Ich-Mek avoided looking toward any of the monks, figuring they were smirking at him. “I suppose you have never been on a boat,” he mused. “It will be restful.”
As-Cheen was now forcing the barge to jiggle a little as she squatted up and down in a very unladylike manner, he thought. “You have been on a boat?” she asked him.
He found himself quickly searching his memories of such an event. There must have been one, he thought, but he could only come up with a vague and very short memory of fording a small river on his journey to Key-Tar-Om as a small boy; a river smaller than this one, he suspected.
“Many times,” he told her. “Now, quit churning things!”
“You don’t learn right.”
“I learn from scrolls, not boats.”
“Not right,” she declared.
“They are not like you or me,” As-Cheen told him as they watched the monks walk along the barge with impossibly long poles to help propel it along. “They are a part of this place. They accept this. You do not.”
Ich-Mek shrugged as he thought deeply for a moment. “You don’t either, As-Cheen.”
“I will on the ice,” she assured him.
He felt the need to suppress a shiver at the thought of what an icy sea would be like.

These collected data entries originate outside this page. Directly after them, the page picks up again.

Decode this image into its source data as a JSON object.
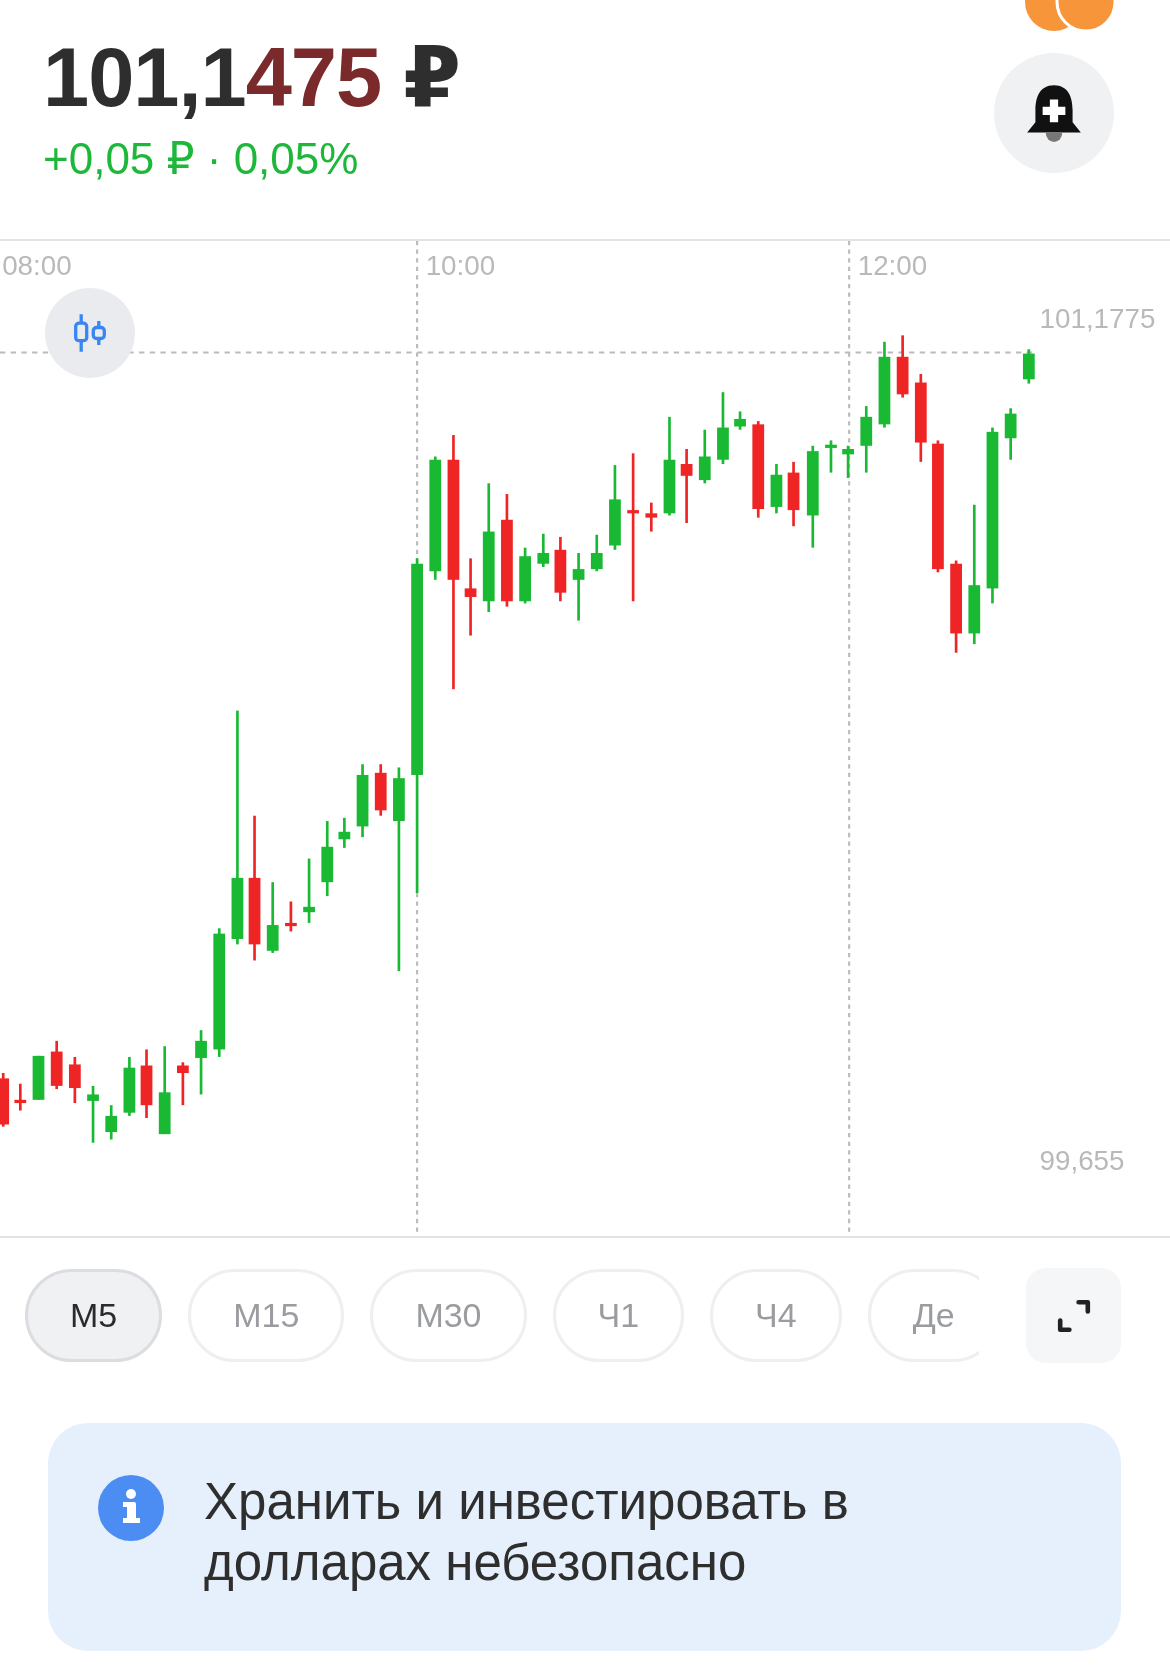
{
  "header": {
    "price": {
      "main": "101,1",
      "changed_digits": "475",
      "currency": "₽"
    },
    "change": "+0,05 ₽ · 0,05%"
  },
  "chart": {
    "time_labels": [
      "08:00",
      "10:00",
      "12:00"
    ],
    "price_labels": [
      "101,1775",
      "99,655"
    ]
  },
  "timeframes": [
    {
      "label": "M5",
      "selected": true
    },
    {
      "label": "M15",
      "selected": false
    },
    {
      "label": "M30",
      "selected": false
    },
    {
      "label": "Ч1",
      "selected": false
    },
    {
      "label": "Ч4",
      "selected": false
    },
    {
      "label": "Де",
      "selected": false
    }
  ],
  "notice": {
    "text": "Хранить и инвестировать в долларах небезопасно"
  }
}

The barge was pleasant enough, and he suspected they would make good and easy time. He just didn’t want to think about seas as he watched the shoreline roll by.
“I don’t think Shu-Whet will find us on a barge,” he told her confidently, “or even think to look on one.”
“You don’t know,” she told him.
He glanced out of the corners of his eyes to catch any smirking monks. They had never taken her literal remarks offensively, which he would have found to be perfectly reasonable. When he noticed the current here seeming to double in speed, he began to lose confidence in the craft they were on.
“Can you swim?” he asked as he got up nervously on his knees to grab ahold of some crates.